2013年【行人】僕に何か出来るとも思えなかった。
中学二年になって、僕とミヤと寺山凛は同じクラスになった。
秋穂だけは違うクラスだった。
ゴールデンウィークに四人で遊びに行った。
とても素敵な時間だった。
夏休みにも四人で遊ぼうと約束をした。けれど、二学期の終盤に事件が起きた。
ミヤと寺山凛以外の人間からすれば、それは事件なんて仰々しいものではなかっただろう。
それでも当事者からすれば確かな事件だった。
担任の先生が席を外した際に始まったクラス全員を巻き込んだ馬鹿話、その中心にいたのは声が大きく派手な女の子とミヤだった。
その二人は以前から付き合っているんじゃないか、と噂が起こっていたし、お似合いだと言う声も少なからずあった。
しかし、ミヤはそういう噂を気にした様子はなく、クラスメイトに尋ねられればちゃんと否定もしていた。
声の大きな女の子が寺山凛をいじるようなことを言った。
皆が笑っていた。
教室の空気的にミヤは、それを否定できず、乗っかるような形で寺山凛をいじった。
「寺山さんって確かに暗いよね」
と言ったような言葉だった。
普段の宮本歩だったら決して言わなかったろう。
教室中の生徒がげらげら笑っている中、寺山凛が一人席を立った。
水を打ったような静けさが教室を支配し、寺山凛は俯いたまま早足で教室を出て行くのを皆で見守った。

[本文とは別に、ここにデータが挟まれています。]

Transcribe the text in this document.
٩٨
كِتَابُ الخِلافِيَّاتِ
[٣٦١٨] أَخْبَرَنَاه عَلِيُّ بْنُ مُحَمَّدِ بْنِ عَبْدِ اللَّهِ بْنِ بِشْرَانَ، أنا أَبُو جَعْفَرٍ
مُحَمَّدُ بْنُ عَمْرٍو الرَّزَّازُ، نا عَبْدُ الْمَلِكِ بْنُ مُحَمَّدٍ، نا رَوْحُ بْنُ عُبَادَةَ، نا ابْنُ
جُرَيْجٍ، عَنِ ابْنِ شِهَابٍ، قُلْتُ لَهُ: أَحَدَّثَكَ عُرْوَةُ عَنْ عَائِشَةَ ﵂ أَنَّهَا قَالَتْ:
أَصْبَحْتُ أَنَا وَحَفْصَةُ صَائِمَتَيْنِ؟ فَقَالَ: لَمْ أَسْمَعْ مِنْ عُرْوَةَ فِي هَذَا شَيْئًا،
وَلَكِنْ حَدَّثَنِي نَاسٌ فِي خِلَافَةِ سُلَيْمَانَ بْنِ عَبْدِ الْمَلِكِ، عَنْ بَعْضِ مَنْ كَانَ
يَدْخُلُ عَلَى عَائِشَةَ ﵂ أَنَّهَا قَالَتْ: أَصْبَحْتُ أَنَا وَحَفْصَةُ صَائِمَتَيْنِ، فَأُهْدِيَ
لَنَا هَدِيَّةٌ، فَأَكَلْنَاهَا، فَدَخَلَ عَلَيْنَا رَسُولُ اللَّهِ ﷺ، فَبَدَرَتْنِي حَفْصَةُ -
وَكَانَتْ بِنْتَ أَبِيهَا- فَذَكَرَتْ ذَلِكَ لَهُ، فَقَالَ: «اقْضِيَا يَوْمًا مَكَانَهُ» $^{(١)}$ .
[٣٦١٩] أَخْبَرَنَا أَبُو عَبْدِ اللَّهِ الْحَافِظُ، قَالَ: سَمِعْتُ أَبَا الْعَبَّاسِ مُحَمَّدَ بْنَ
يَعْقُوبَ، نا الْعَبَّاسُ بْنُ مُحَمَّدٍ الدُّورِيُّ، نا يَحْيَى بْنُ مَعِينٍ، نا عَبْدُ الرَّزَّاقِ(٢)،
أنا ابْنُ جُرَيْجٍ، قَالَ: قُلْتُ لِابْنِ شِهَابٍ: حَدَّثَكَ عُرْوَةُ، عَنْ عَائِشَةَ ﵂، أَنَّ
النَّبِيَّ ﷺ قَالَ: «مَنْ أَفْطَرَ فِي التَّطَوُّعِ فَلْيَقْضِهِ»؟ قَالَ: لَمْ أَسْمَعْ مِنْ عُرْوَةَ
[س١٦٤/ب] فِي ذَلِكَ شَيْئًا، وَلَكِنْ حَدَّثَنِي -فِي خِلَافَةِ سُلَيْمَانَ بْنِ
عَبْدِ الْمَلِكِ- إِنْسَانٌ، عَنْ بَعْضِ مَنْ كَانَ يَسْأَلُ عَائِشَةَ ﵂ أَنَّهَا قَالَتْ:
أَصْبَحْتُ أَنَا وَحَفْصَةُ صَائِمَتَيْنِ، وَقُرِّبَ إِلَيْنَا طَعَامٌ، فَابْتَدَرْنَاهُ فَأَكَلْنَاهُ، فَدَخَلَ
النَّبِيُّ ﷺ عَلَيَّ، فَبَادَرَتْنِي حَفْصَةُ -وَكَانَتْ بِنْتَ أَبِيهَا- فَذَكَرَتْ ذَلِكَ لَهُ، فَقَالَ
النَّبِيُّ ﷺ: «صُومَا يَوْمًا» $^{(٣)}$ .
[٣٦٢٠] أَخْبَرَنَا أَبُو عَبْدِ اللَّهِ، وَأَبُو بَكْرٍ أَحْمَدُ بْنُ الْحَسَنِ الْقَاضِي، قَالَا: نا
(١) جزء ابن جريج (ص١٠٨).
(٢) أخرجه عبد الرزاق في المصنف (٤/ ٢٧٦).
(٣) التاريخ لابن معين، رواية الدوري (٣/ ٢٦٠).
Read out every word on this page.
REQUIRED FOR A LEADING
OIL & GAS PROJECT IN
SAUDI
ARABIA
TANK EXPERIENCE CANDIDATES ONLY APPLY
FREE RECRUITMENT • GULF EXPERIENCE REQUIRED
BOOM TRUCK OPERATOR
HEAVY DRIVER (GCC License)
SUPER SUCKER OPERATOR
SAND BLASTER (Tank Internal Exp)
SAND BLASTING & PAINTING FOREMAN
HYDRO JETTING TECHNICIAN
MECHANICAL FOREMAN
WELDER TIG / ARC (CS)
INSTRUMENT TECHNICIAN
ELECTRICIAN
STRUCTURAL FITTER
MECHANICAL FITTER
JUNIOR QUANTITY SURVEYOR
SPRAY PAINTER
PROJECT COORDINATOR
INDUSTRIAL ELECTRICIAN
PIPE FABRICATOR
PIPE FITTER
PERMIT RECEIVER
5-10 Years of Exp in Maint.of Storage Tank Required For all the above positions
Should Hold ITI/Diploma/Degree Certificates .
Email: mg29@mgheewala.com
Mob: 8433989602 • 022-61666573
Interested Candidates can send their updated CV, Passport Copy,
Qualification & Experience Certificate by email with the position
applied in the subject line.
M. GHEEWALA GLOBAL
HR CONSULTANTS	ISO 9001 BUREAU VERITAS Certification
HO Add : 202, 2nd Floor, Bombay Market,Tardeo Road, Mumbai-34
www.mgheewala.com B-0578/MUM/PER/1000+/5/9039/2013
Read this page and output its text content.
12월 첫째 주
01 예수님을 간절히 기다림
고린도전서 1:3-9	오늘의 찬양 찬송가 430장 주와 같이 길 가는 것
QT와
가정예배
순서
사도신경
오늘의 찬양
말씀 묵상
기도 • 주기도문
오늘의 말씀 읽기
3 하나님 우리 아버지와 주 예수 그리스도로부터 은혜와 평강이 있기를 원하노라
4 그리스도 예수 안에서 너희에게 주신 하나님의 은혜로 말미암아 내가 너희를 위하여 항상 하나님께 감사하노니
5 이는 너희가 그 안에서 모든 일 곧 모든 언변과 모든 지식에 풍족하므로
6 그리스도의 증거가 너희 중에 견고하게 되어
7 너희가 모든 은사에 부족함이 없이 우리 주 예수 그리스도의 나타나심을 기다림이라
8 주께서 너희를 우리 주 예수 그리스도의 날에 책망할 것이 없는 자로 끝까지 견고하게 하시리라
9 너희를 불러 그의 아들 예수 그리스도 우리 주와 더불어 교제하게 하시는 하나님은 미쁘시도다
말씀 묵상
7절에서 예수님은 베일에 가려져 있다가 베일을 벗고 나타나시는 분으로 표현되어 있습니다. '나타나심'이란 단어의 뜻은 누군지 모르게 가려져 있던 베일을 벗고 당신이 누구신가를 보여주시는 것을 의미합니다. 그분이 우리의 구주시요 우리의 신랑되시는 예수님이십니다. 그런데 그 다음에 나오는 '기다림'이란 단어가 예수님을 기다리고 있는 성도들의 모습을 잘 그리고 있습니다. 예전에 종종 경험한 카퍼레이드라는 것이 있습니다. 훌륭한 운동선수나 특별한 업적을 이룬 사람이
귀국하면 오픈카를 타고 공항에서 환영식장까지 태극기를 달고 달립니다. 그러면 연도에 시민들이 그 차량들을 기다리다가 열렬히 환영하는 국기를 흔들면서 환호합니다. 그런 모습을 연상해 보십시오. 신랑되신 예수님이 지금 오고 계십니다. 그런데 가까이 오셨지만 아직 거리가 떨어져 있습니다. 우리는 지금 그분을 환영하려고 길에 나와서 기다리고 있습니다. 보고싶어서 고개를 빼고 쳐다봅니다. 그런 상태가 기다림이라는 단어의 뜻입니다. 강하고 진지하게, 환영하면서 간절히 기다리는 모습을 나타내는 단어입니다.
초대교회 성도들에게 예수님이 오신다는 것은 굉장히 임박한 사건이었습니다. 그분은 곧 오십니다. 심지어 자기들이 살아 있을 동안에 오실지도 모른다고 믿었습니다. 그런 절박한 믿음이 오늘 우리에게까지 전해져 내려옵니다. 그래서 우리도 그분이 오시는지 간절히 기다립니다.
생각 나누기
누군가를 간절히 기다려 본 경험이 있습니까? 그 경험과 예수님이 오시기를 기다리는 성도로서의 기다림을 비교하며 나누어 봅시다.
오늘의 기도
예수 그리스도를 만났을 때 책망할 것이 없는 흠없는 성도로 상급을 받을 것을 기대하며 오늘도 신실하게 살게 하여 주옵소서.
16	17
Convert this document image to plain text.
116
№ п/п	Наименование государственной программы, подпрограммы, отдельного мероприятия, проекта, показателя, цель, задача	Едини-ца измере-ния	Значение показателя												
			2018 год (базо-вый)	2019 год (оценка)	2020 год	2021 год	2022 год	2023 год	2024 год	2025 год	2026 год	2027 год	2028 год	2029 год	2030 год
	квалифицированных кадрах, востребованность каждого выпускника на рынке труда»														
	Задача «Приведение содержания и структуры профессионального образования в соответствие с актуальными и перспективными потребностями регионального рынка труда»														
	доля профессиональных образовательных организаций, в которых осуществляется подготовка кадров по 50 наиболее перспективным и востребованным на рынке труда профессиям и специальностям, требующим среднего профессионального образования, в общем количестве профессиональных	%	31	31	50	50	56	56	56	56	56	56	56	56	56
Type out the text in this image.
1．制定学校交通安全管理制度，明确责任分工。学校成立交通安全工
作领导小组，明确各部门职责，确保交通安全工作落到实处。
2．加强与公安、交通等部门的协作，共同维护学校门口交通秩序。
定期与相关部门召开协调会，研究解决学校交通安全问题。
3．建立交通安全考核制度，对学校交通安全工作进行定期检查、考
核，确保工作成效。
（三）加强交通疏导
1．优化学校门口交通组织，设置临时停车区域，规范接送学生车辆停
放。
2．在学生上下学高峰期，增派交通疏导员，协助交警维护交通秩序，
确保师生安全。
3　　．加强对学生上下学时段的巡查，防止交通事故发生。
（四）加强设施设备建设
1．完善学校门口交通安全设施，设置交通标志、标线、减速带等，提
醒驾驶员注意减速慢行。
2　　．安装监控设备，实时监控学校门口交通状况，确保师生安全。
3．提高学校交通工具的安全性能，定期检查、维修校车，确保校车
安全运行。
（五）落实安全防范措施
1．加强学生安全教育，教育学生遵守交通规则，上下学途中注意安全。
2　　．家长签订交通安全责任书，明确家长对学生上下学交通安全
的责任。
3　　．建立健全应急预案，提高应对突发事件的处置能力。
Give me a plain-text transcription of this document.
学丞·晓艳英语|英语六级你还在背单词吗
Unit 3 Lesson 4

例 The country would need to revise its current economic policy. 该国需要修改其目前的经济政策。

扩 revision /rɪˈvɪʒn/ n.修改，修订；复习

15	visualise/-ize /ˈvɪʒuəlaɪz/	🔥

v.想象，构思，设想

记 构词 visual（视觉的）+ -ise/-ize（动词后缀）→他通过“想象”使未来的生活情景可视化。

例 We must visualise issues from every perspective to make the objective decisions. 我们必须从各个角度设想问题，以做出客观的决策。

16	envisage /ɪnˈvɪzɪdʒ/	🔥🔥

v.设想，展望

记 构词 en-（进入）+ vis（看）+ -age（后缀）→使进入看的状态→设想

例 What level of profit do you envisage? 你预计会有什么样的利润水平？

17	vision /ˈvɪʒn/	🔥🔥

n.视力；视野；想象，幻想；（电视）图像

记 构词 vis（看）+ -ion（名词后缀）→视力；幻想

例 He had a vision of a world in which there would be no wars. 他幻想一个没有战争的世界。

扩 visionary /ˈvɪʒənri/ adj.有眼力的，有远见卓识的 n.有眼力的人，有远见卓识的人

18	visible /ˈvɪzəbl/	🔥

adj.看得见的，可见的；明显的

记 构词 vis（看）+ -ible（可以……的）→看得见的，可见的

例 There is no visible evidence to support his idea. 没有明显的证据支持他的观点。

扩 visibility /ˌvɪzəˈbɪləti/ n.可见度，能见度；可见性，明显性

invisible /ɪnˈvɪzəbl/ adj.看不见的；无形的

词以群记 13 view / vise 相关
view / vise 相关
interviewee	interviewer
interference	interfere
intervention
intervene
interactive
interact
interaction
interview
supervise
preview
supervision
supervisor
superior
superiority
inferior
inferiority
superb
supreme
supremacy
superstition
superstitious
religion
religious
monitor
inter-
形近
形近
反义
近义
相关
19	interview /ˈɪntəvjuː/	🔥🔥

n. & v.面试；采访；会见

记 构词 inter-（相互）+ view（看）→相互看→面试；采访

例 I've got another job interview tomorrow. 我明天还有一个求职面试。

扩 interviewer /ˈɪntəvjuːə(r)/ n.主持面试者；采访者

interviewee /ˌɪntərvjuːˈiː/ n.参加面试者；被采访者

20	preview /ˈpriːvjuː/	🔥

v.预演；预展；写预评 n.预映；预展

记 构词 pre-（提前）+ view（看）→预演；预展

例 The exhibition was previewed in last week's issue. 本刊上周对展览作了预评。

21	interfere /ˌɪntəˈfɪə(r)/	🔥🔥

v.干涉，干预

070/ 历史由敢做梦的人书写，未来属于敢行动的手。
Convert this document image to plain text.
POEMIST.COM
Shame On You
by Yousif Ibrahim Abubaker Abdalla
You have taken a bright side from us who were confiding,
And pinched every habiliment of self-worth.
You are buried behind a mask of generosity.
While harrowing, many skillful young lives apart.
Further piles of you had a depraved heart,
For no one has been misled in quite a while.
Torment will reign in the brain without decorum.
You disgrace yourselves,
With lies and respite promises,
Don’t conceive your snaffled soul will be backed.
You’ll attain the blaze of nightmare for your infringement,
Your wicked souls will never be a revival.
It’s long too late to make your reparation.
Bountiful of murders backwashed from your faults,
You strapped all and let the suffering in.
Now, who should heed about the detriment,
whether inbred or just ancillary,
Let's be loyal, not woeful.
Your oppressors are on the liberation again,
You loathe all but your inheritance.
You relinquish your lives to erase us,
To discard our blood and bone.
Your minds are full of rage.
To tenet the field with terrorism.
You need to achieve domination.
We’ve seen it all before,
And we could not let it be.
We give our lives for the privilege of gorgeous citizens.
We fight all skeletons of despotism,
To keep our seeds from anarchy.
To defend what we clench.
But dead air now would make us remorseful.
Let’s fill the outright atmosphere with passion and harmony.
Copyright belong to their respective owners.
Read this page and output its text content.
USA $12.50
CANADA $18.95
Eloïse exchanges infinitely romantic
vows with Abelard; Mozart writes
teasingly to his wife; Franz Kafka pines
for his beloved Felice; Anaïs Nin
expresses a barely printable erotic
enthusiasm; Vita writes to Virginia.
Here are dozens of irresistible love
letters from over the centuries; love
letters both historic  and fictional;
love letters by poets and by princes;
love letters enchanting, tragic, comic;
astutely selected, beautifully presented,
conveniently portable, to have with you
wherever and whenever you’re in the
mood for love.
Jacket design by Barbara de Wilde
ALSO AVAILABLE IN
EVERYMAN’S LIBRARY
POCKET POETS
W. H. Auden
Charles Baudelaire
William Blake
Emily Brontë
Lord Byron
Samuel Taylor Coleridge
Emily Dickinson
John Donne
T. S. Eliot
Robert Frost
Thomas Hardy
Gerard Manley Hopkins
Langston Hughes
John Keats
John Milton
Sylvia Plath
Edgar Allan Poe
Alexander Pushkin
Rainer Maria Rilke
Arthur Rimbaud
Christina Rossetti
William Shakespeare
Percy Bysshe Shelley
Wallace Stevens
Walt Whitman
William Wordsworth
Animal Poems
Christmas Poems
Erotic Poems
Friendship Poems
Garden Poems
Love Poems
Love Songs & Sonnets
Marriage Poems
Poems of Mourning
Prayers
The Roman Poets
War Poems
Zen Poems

ミヤの表情が何かに抉られ損なわれたのが、僕には分かった。
声が大きな派手な女の子が寺山凛を更にいじった。悪意があるのか、ないのか分からない。
ただ、白けた教室を盛り上げる為に必要な台詞だった。
気づけば僕は教室の笑い声よりも大きな声で宮本歩の名を呼んだ。
ミヤが僕を見た。
僕はミヤを見た。
ミヤの損なわれた表情に生の感情が含まれていくのが分かった。
寺山凛を追いかけるべく、ミヤは教室を飛び出した。
その日から寺山凛は学校に登校しなくなった。
後から聞いた話だが、寺山凛は裏で女子連中にいじられていた。
たちが悪いのは、やっている方がイジメといじりの限度を理解していた部分だった。
普段なら聞き流せる、なんてことのない一言が聞き流せなくなるほどのストレスを蓄積させて、そこをひたすら突いていく。
そういうやり方だと知った時、残酷だと僕は思った。
不登校になってから寺山凛は引っ越していった。
その事実に殆ど誰も気づかなかったし、気にも留めていなかった。
ミヤは寺山凛が登校しなくなってから口数が減っていった。
部活でもヘマをする数が増え、苛立った先輩が今度はミヤをいじりだした。
まともな返答のできないミヤに対し、先輩たちのいじりはエスカレートしていった。
やる方は最初が何てことがない為に感覚が麻痺していき、行動が過剰になっても罪悪感を覚えなくなっていく。
反応がないのだから大丈夫。
その大丈夫のエスカレートによってミヤの体は痣だらけになって、終いには煙草の火を押し付ける根性焼きが発覚してサッカー部は活動停止になった。
そして、ミヤは喋らなくなり、不登校になった。
――――――
寺山凛の引っ越し先を知ったのは偶然だった。
僕の母親と寺山凛の母親が交流を持っていて、荷物のやり取りの際に送り先を知ったのだ。
同時にその地名が昔お世話になった親戚が住んでいる町だとも気がついた。
僕に何か出来るとも思えなかった。
寺山凛に会いに行ったからと言って、四人で遊びに行った時のような輝かしい日々が戻ってくる訳でもなかった。
それでも僕は寺山凛に会う為に、中学三年の夏休みを利用して親戚の家へ行った。